Similarly for 2021, a higher number of fatalities corresponded to an increase of about 325 billion miles driven, or about 11.2%, from 2020, according to preliminary data reported by the FHA.

Despite the extra miles traveled, the fatality rate based on miles traveled remained about the same as in 2020. Estimates put the fatality rate for 2021 at 1.33 deaths per 100 million miles traveled, compared to 1 .34 deaths the previous year.

Experts say reversing the trend in deaths requires a combination of regulatory and behavioral changes.

Simple driver-based changes like traveling at lower gears or buckling up might help. NHTSA reports that the number of unrestrained occupant deaths has increased nearly 21% since 2019.

“It seems like the main component of this increase in deaths is very behavioral, but that doesn’t mean we can’t stop it. We just have to be prepared to do it,” Brooks said.
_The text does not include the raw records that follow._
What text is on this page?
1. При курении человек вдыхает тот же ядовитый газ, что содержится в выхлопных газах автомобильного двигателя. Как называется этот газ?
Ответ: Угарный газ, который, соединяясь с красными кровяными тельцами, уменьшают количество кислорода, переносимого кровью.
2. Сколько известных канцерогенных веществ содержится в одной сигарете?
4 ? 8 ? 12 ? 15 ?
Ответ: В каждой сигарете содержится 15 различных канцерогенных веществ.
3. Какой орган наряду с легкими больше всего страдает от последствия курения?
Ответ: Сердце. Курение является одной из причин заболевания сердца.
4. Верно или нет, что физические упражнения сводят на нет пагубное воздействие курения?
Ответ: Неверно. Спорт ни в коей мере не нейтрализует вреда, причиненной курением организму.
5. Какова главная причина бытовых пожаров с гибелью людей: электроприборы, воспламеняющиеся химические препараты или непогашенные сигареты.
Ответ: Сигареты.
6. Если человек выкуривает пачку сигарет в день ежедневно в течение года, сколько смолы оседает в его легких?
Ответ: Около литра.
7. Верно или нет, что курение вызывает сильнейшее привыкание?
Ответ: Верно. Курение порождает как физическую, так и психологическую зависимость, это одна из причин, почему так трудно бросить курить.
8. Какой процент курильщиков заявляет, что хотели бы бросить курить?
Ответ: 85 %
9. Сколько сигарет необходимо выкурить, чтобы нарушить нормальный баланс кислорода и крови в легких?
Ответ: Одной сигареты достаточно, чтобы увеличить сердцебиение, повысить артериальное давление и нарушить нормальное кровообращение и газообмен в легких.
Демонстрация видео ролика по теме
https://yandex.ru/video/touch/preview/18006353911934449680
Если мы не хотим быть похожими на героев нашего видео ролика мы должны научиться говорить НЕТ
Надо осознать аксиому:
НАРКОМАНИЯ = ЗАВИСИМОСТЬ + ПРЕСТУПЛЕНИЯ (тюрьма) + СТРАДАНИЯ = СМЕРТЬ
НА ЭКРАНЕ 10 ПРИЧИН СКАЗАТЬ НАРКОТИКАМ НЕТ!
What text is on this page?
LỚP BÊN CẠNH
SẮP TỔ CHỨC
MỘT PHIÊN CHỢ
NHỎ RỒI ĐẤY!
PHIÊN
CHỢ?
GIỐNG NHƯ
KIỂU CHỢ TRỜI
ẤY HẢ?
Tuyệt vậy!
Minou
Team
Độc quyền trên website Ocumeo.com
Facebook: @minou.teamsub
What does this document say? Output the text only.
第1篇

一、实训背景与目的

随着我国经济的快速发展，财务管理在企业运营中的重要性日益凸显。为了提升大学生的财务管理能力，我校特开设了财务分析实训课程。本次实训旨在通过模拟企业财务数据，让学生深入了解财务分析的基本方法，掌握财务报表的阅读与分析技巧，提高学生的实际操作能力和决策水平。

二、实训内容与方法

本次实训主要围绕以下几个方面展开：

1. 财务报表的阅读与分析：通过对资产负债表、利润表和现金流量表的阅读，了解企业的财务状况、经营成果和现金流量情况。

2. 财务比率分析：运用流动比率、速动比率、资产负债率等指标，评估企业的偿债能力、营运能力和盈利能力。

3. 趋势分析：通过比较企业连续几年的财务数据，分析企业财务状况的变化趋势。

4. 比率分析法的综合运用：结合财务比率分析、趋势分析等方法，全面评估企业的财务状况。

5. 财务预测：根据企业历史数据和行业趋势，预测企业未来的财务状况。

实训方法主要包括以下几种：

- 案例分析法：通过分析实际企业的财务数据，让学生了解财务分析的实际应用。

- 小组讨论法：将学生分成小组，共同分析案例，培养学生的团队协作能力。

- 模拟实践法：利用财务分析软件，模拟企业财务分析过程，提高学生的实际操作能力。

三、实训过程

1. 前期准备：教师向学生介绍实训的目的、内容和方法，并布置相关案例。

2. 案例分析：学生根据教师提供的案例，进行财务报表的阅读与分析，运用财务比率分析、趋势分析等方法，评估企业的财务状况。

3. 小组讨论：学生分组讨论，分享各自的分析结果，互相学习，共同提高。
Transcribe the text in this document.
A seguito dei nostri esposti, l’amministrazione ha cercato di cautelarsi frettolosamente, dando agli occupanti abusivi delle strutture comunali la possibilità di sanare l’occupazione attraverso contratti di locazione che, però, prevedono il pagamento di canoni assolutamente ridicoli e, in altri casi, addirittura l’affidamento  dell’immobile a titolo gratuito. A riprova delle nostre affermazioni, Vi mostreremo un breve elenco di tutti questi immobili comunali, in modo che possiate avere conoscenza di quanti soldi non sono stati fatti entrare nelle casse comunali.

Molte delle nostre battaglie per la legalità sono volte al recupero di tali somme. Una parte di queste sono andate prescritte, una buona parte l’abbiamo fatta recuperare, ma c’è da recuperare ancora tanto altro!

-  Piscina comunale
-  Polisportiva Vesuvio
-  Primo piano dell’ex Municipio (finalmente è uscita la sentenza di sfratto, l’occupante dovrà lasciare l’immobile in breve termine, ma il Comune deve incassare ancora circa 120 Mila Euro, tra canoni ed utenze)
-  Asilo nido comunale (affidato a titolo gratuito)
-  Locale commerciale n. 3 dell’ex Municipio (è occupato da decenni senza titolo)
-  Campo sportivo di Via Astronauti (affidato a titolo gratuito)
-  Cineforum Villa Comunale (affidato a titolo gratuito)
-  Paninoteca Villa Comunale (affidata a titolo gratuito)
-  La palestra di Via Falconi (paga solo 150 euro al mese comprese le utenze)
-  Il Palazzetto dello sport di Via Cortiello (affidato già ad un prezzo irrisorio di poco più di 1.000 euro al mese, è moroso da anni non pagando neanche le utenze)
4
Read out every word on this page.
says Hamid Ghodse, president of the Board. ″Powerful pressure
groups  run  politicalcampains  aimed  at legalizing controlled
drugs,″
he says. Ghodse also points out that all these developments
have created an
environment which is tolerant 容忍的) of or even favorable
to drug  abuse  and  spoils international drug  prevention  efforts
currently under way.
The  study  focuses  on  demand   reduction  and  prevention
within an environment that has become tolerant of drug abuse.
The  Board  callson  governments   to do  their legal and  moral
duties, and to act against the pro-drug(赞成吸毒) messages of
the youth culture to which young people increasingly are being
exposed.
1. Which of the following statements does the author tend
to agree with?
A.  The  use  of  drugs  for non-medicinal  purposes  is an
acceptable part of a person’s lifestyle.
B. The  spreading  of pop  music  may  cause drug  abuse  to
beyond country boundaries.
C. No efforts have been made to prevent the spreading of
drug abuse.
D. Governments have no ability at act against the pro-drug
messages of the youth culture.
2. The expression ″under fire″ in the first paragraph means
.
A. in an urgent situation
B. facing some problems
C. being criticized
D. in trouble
Vehicle safety advocates also say standardizing new technologies such as automatic emergency braking and blind-spot monitoring can help reduce crashes and fatalities. The majority of fatalities involve vehicles that are 10 years old or older and not equipped with the latest safety technologies.

“It takes a while for vehicles with new technology to seep into the population,” Chase said. “That’s why it’s so important to require these technologies to be included as standard equipment in new cars, not just options and premium vehicles, as is the case now.”